Sembrava tutto tranquillo, anche se dal 2000 era cominciato un procedimento penale di cui parleremo in seguito, quando una mattina del 2008 alle 6:30 una pattuglia di carabinieri viene ad arrestarmi per condurmi nel carcere di Poggioreale dove trascorrerò 15 giorni infernali, fino a quando il Tribunale del riesame riconoscerà la mia innocenza e mi restituirà la libertà.

Consiglio ai lettori per approfondire l'argomento di consultare in rete, digitando il titolo, il mio libro: Le tribolazioni di un innocente.

Ero accusato di associazione a delinquere assieme al mio collega Gino Langella, al suo anestesista ed alla sua segretaria, che non avevo mai conosciuto.

I giudici fecero appello in Cassazione e si svolse il processo, dal quale uscii con una condanna di 4 anni e tre mesi e qui debbo ringraziare l'inefficienza dello Stato perchè a distanza di oltre 15 anni il procedimento di appello deve ancora svolgersi, per cui da oltre 8 anni i reati con le relative pene sono caduti in prescrizione. 

 

 


Ed ora passiamo all'ultimo processo che, sebbene innocente, si è concluso con una condanna degna di un boss della camorra: 10 anni di reclusione emanati dalla Corte di appello di Napoli nel 2008, che hanno rovinato la mia vita e soprattutto quella della mia famiglia.

Raccontiamo la storia dall'inizio. Una mia cliente di vecchia data, che era venuta più volte nel mio studio per svariati motivi, era l'amante di un facoltoso imprenditore di Potenza col quale voleva abitare assieme, ma lui rimandava continuamente, con la scusa che voleva aspettare che i suoi figli si facessero grandi. Arrivò un momento che lei perse la pazienza e chiese una buonuscita di 200 milioni, promettendo che, ricevuti i soldi, si sarebbe trasferita in un'altra città. La risposta fu negativa ed il consiglio che le fu dato fu quello di rivolgersi a me, che ero un miliardario, e di chiedere un prestito per una cifra equivalente.

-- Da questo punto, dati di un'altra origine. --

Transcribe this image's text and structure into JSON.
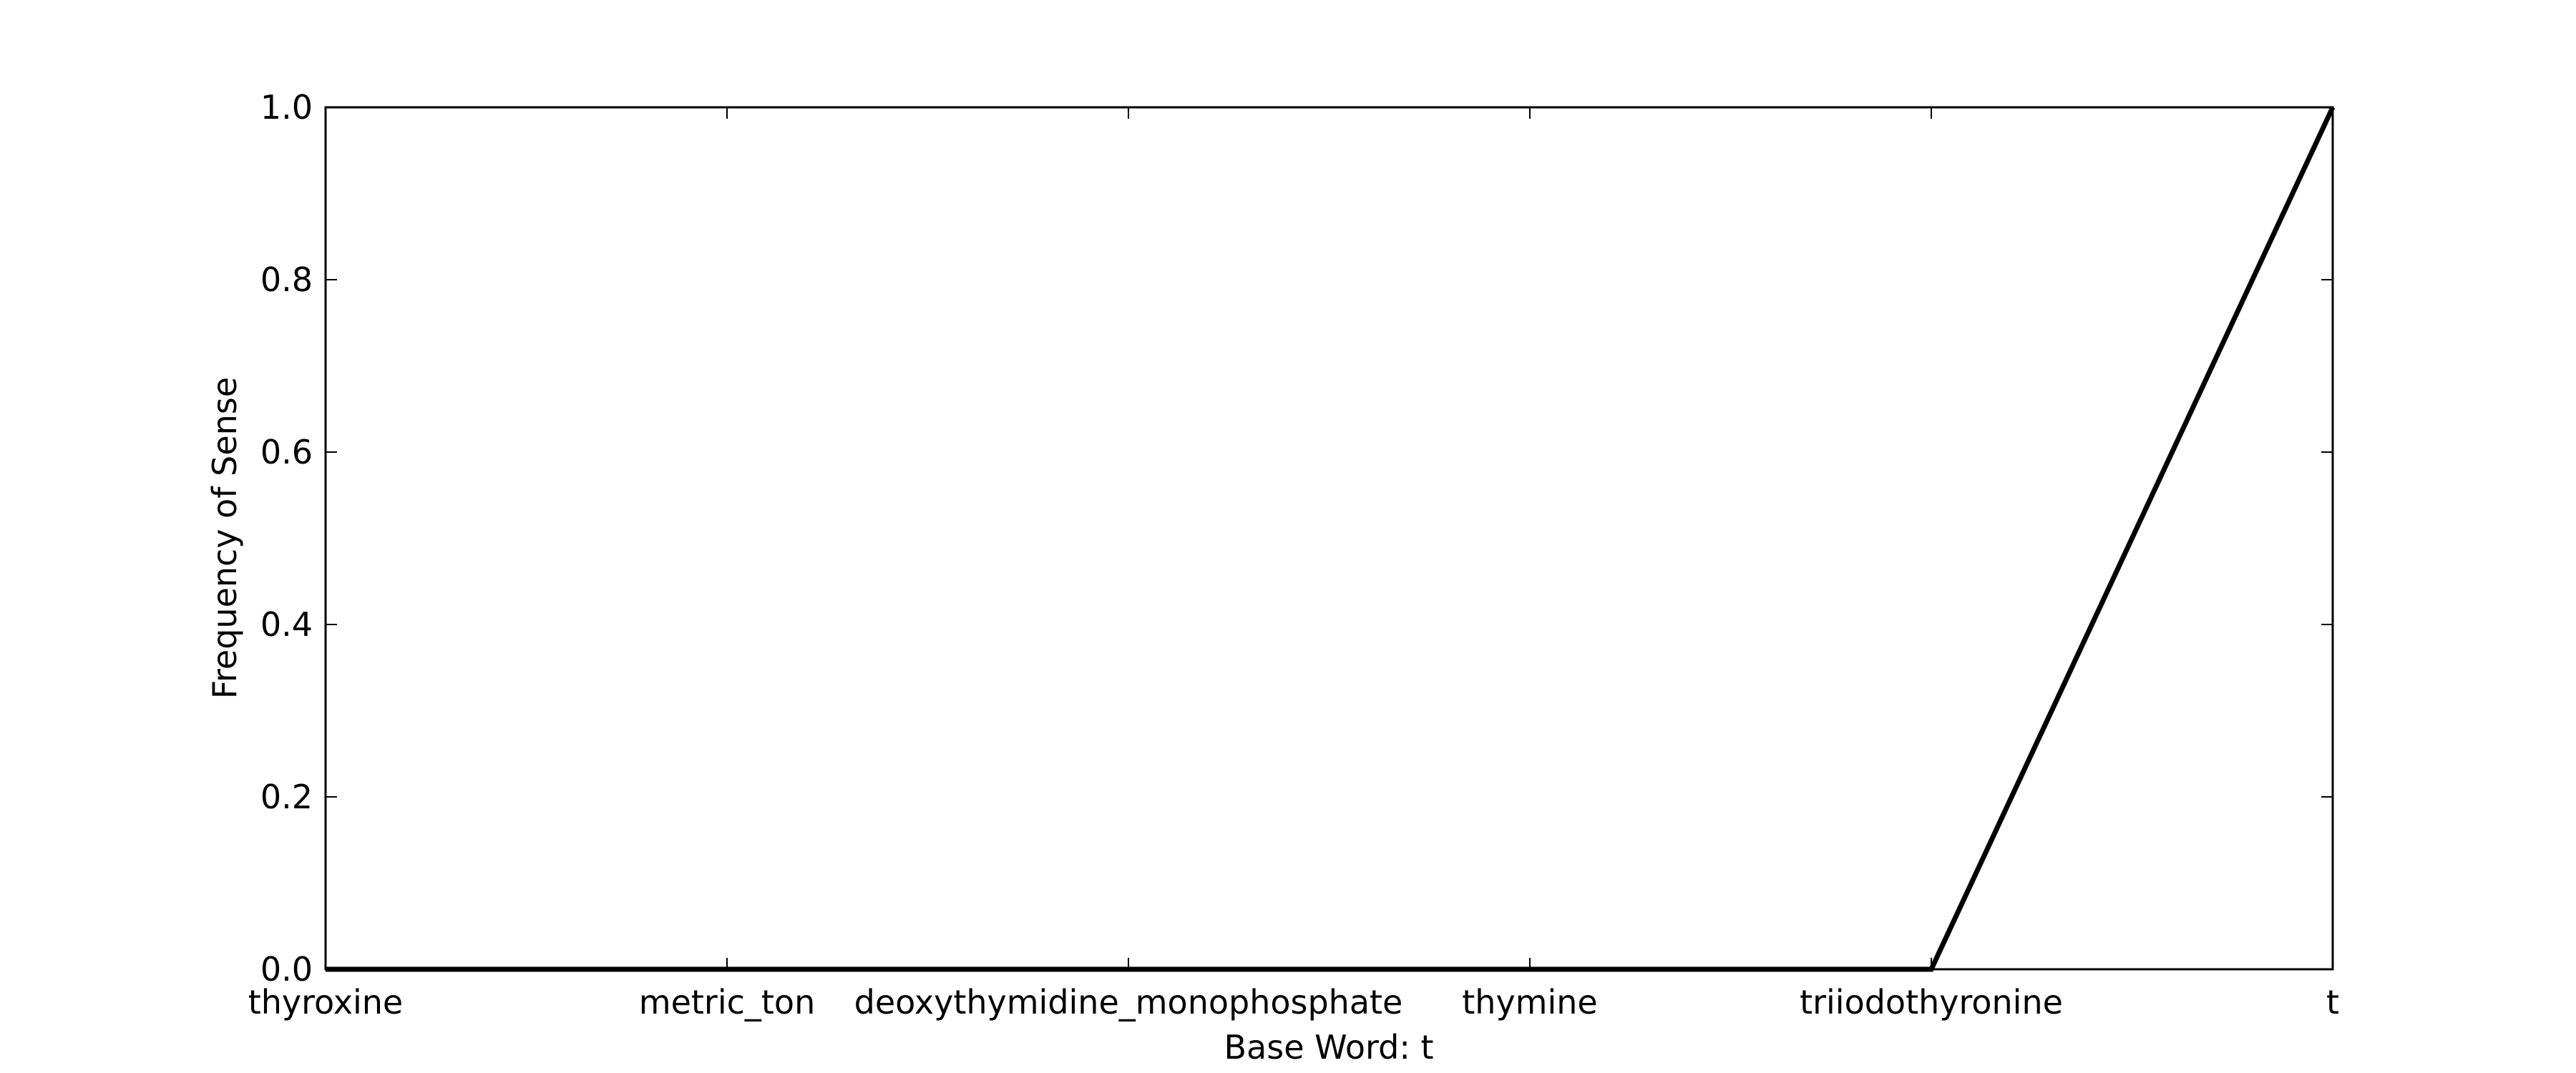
{
  "chart_data": {
    "type": "line",
    "title": "",
    "xlabel": "Base Word: t",
    "ylabel": "Frequency of Sense",
    "categories": [
      "thyroxine",
      "metric_ton",
      "deoxythymidine_monophosphate",
      "thymine",
      "triiodothyronine",
      "t"
    ],
    "series": [
      {
        "values": [
          0.0,
          0.0,
          0.0,
          0.0,
          0.0,
          1.0
        ]
      }
    ],
    "ylim": [
      0.0,
      1.0
    ],
    "yticks": [
      "0.0",
      "0.2",
      "0.4",
      "0.6",
      "0.8",
      "1.0"
    ],
    "grid": false,
    "legend": "none",
    "colors": {
      "line": "#000000",
      "axes": "#000000",
      "background": "#ffffff"
    }
  }
}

Lei venne nel mio studio e mi chiese i soldi, affermando che se non glieli avessi dato me ne sarei pentito amaramente. La congedai senza paura e non pensai nemmeno di denunciarla per tentata estorsione, in passato avevano tentato di mettermi una tangente di 50 milioni i Nap, i corrispondenti napoletani delle brigate rosse ed io fingendo di acconsentire, quando vennero nel mio studio gli feci trovare i carabinieri che li arrestarono ed alcuni di loro, poichè erano ricercati per omicidio, scontarono 30 anni di carcere.

Avevo fatto i conti senza l'oste e me ne accorsi dopo un anno, quando nel mio studio si presentò la polizia, comunicandomi che era stato emesso dalla magistratura nei miei confronti un provvedimento di custodia cautelare, perchè avevo provocato un aborto con la forza ad una mia cliente. Per fortuna si trattava di arresti domiciliari, che durarono 3 mesi, durante i quali non potevo rispondere al telefono e potevo incontrare solo parenti entro il 4° grado. 

In seguito tornai libero e partì il processo, che si concluse nell'agosto del 2008.

In fase istruttoria mi fu offerta la possibilità di patteggiare una pena di 2 anni ed 8 mesi, ma io, essendo innocente , rifiutai sdegnosamente. 

Durante le varie udienze furono ascoltati numerosi testimoni, di cui sette in mio favore, che alla fine del procedimento furono denunciati per falsa testimonianza. Essi sono stati in seguito tutti assolti.